Physical therapy (PT) can provide a comprehensive evaluation against which future problems might be measured; help with managing pain or decline in physical function; evaluate for new bracing and assistive devices or use of existing devices; or educate in lifestyle modification.

A comprehensive evaluation that may take up to a few hours should be performed. It includes an interview to obtain medical, social, work, and activity histories; current functional abilities and changes; an understanding of home accessibility and/or support; and a survey of currently and previously used assistive devices/equipment. The evaluation should also include assessment of the following:

  • heart and lung function, as they relate to activity performance;

     

  • flexibility (range of motion), with specific measurements at each joint in all planes of motion that exhibit limitations, pain, or hypermobility;

     

  • strength (via manual muscle testing of each muscle and/or handheld dynamometry) and observation/palpation of muscle contractions to determine presence of twitching and/or compensatory muscles “cheating” for weak muscles;

     

  • sitting and standing posture, screening for leg length discrepancy and scoliosis;

     

  • ability to move in bed and get up and down from the seated position;

     

  • walking ability with a timed walk test and gait analysis;

     

  • fall and near fall history, with circumstances of those falls;

     

  • skin integrity and presence of swelling;

     

  • screen for depression, as it has been related to falling.

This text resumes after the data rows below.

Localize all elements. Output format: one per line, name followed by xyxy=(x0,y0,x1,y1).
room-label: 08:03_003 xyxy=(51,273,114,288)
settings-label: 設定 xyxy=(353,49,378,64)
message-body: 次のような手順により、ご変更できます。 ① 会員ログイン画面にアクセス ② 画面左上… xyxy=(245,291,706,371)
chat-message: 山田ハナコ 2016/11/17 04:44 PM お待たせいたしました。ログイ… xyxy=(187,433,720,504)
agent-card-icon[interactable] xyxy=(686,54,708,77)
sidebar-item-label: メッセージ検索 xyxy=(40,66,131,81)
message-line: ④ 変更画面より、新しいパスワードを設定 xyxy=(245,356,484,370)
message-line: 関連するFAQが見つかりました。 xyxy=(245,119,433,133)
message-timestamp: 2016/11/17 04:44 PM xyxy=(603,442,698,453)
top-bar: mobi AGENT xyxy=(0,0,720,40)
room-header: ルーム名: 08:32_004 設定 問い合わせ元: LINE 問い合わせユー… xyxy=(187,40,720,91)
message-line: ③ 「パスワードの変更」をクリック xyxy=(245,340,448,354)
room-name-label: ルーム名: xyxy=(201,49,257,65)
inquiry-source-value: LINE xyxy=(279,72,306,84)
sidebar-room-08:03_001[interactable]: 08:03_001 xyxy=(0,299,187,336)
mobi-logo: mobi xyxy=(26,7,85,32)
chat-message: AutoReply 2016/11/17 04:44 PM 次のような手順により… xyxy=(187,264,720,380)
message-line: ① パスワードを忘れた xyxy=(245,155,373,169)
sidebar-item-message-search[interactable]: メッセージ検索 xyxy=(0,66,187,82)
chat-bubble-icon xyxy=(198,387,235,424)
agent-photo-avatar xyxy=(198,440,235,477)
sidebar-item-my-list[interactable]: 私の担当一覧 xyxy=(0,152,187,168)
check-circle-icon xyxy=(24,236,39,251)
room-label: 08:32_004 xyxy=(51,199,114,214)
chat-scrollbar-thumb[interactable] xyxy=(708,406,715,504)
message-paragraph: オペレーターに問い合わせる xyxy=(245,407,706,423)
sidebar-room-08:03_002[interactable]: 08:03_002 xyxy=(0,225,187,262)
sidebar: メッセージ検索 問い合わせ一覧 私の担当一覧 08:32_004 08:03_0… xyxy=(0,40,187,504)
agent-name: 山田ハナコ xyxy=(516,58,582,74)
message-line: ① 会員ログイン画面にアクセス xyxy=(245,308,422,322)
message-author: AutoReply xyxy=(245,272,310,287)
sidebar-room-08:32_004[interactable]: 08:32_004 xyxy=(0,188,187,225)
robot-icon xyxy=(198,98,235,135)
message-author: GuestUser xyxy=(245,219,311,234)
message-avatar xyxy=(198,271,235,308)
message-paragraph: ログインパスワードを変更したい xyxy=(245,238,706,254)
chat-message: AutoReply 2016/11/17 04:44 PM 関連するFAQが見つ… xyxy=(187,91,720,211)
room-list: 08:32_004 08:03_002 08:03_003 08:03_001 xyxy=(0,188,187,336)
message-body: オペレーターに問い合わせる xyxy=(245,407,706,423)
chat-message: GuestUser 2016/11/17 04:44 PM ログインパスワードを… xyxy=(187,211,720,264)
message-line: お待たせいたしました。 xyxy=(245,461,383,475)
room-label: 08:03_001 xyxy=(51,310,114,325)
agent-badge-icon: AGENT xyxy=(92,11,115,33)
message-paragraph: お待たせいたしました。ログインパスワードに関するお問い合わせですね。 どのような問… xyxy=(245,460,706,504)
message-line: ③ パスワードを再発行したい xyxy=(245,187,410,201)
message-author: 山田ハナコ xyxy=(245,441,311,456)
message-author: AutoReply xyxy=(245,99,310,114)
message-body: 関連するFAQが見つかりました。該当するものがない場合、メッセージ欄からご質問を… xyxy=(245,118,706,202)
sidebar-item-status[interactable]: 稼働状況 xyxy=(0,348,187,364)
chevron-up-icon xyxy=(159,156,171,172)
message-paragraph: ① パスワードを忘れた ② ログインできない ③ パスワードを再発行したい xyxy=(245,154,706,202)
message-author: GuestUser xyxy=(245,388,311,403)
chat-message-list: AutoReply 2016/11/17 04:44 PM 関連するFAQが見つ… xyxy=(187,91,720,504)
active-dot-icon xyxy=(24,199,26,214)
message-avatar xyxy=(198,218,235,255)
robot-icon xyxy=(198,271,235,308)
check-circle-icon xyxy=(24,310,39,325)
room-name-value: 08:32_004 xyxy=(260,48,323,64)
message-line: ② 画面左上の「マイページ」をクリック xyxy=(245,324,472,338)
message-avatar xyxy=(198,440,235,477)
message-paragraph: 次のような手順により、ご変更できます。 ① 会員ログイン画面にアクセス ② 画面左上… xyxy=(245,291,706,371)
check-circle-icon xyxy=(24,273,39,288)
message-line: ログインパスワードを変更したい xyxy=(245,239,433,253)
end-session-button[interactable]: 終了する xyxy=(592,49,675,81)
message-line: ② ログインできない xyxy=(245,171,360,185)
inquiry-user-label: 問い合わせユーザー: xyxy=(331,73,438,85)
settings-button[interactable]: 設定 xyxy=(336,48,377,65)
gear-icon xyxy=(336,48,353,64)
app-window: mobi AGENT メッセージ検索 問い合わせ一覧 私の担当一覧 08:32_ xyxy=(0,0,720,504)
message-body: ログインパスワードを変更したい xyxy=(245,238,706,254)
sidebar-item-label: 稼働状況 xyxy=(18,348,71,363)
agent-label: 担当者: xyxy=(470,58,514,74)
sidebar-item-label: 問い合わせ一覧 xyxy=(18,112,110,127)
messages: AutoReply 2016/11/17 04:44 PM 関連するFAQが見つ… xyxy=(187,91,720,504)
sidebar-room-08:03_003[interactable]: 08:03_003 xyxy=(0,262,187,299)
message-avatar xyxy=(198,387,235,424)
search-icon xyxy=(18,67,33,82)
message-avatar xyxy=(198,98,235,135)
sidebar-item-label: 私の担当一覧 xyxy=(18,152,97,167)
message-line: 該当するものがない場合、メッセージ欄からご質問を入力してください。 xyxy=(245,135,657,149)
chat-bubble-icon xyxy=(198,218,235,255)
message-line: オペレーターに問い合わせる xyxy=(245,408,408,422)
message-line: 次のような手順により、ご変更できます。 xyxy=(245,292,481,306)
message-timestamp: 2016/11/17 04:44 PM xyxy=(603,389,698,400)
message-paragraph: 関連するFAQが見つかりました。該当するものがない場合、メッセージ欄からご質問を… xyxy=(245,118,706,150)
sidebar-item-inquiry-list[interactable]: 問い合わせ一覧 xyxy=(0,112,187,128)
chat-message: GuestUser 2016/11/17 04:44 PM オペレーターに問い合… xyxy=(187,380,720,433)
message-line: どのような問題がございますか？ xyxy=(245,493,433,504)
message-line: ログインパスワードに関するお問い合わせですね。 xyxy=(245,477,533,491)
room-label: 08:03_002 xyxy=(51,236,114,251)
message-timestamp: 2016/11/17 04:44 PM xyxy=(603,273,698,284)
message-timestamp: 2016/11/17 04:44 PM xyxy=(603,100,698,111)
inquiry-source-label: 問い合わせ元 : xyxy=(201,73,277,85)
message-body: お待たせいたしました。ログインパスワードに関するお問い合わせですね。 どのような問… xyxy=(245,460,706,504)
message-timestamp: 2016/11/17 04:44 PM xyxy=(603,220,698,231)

The results of the evaluation should be explained by listing problem areas and the implications of these problems, along with proposed suggestions for treatment options to the survivor and significant others, if appropriate. Survivors should be permitted to choose those interventions in which they are willing to participate. They need to be educated as to the possible benefits and risks associated with certain behaviors and treatment compliance. A report detailing the evaluation and recommendations should be sent to the referring physician.

PT intervention can seldom restore chronic survivors of polio, with or without post-polio syndrome, to their peak level of functioning. However, with communication and cooperation among survivors, their significant others, and the therapist, many goals can be achieved that contribute significantly to quality of life. Achievement of goals may require the use of bracing devices, canes, walkers, crutches, scooters, or wheelchairs; implementation of changes in lifestyle; or commitment to a lifelong individualized exercise program. Survivors have choices in implementing such suggestions; however, their reluctance to consider such changes limits the benefits.

Treatment options may include: individualized therapeutic exercise for gentle stretching and strengthening; training to improve breathing, posture, and gait; massage; treatment with devices that help to relieve pain, swelling, and circulatory problems; assistance with ordering and instruction in the use of devices to assist with activities of daily living (ADL), walking, or alternative means of locomotion; pain (new and/or chronic) management, and/or referral to other health professionals. Note that exercise was once considered harmful for polio survivors with the concern about causing more weakness. However, current but limited evidence exists that a carefully individualized exercise program can be helpful to many polio survivors, with the survivor and PT working together as a team to help the polio survivor to reach their goals.

A physician’s referral, or prescription, typically is required for insurance coverage of PT services. A referral with a specific diagnosis, such as gait dysfunction or knee ligament strain, is more likely to be covered than a general diagnosis of post-polio syndrome. Either specialists or primary care physicians may refer to PT, and polio survivors may consider asking for a referral.